# CD review: Storm warning by Andrew Roussak



## Art Rock (Nov 28, 2009)

CD reviews are a rarity for me, but I'll make an exception for Andrew Roussak (born in Russia and living in Germany), whose recording career I've been able to follow right from the start - ever since we met on internet around 2006. Last week he released his third solo album ("Storm warning"), after his eclectic debut "No trespassing" from 2006 (commercial release 2008) and the piano album "Blue intermezzo" from 2010 - during that period he also released two albums as member of the prog metal band Dorian Opera ("No secrets" from 2008 and "Crusade 1212" from 2011). I have reviewed these four albums before on various sites, my judgement varying from "good" to "excellent".
Well, here he is once more after eight years of relative silence as far as studio work is concerned. If you get the chance to listen to his new album (an 8 minutes trailer is available on YouTube), a fair warning: the first minute of electronic sounds is not representative. After this intro, we get full-blooded symphonic prog, which although influenced by the 70s' giants of the genre, sounds fresh and up-to-date. Except for one track, all compositions are by Roussak himself. He also plays all instruments, not just the keyboards, except for three stunning guitar solos by Oli Weislogel, who also played on his debut album.

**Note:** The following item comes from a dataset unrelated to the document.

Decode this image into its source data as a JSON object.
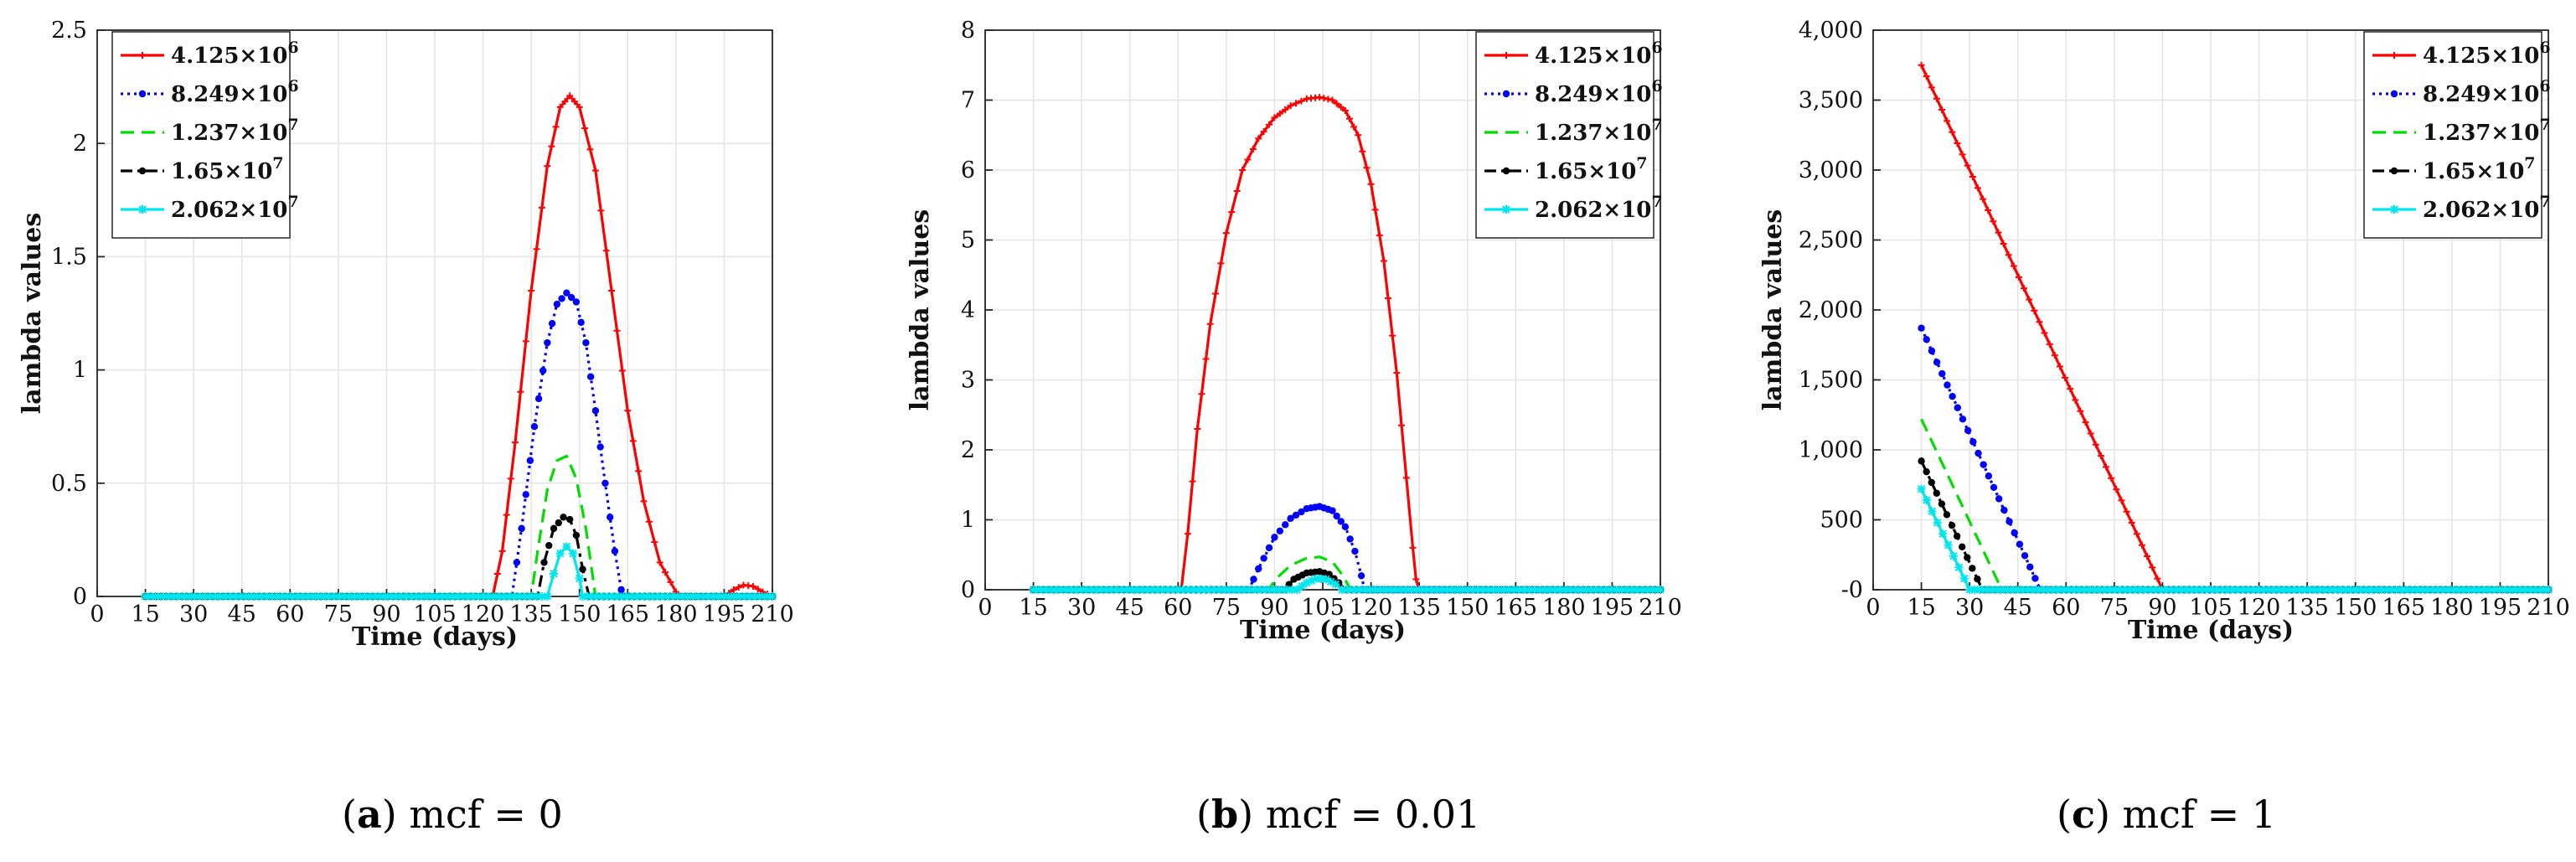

The two lead-off instrumental tracks ("Enter code", "Bringing peace and progress") rock with the best of them and feature as expected excellent keyboard work. "Left alone outside" is a great prog song, with guest vocals by Max Kottler. Another brilliant instrumental track with amazing keyboard wizardry ("Regata storica") follows - my favourite track on the album, and one of the best prog instrumentals I've ever heard. "Chasing shadows" changes the mood, a lovely ballad with vocals by Nadia Ayche, Largely piano-driven, a brilliant guitar solo by Oli Weislogel adds just that bit of spice. "Storm warning", the title song, is another instrumental, maybe just a bit less impressive than the first ones - but still very good. In the next track, like in some of the tracks on his previous albums, Roussak shows his affection for classical music. The Dowland composition "Can she excuse my wrongs" gets converted to a full-blooded prog track with another awesome display of keyboard pyrotechnics. The short vocal lines are uncredited, but they are actually by Roussak himself, and with false modesty noted in the credits as "backing vocals". The album closes with a three-part suite called "Malta sketches", with guest vocals in the final part by Selina Weidmann. The recording is excellent, with great definition of instruments and vocals. Good cover, good packaging with sufficient information (albeit in small letters...), but no lyrics.

So, what's the verdict? I considered the debut album promising ("Great musicianship, but a bit too much variation in style and mood"), the second album top notch ("all 12 tracks are very much worthwhile and make a wonderful collection - it really works well as an album"). Well, the third one blows the previous two out of the water. A delight from start to finish. One of the best prog albums I've heard for a long time.


----------



## The Deacon (Jan 14, 2018)

Orlroight!

Getting it on with prog!


----------



## The Deacon (Jan 14, 2018)

The Deacon said:


> Orlroight!
> 
> Getting it on with prog!


Do you have any other recent progs to recommend ?

(But NOT this *******-metal prog or math-prog or similar gubbins.)

Retro prog is wot we wants!!


----------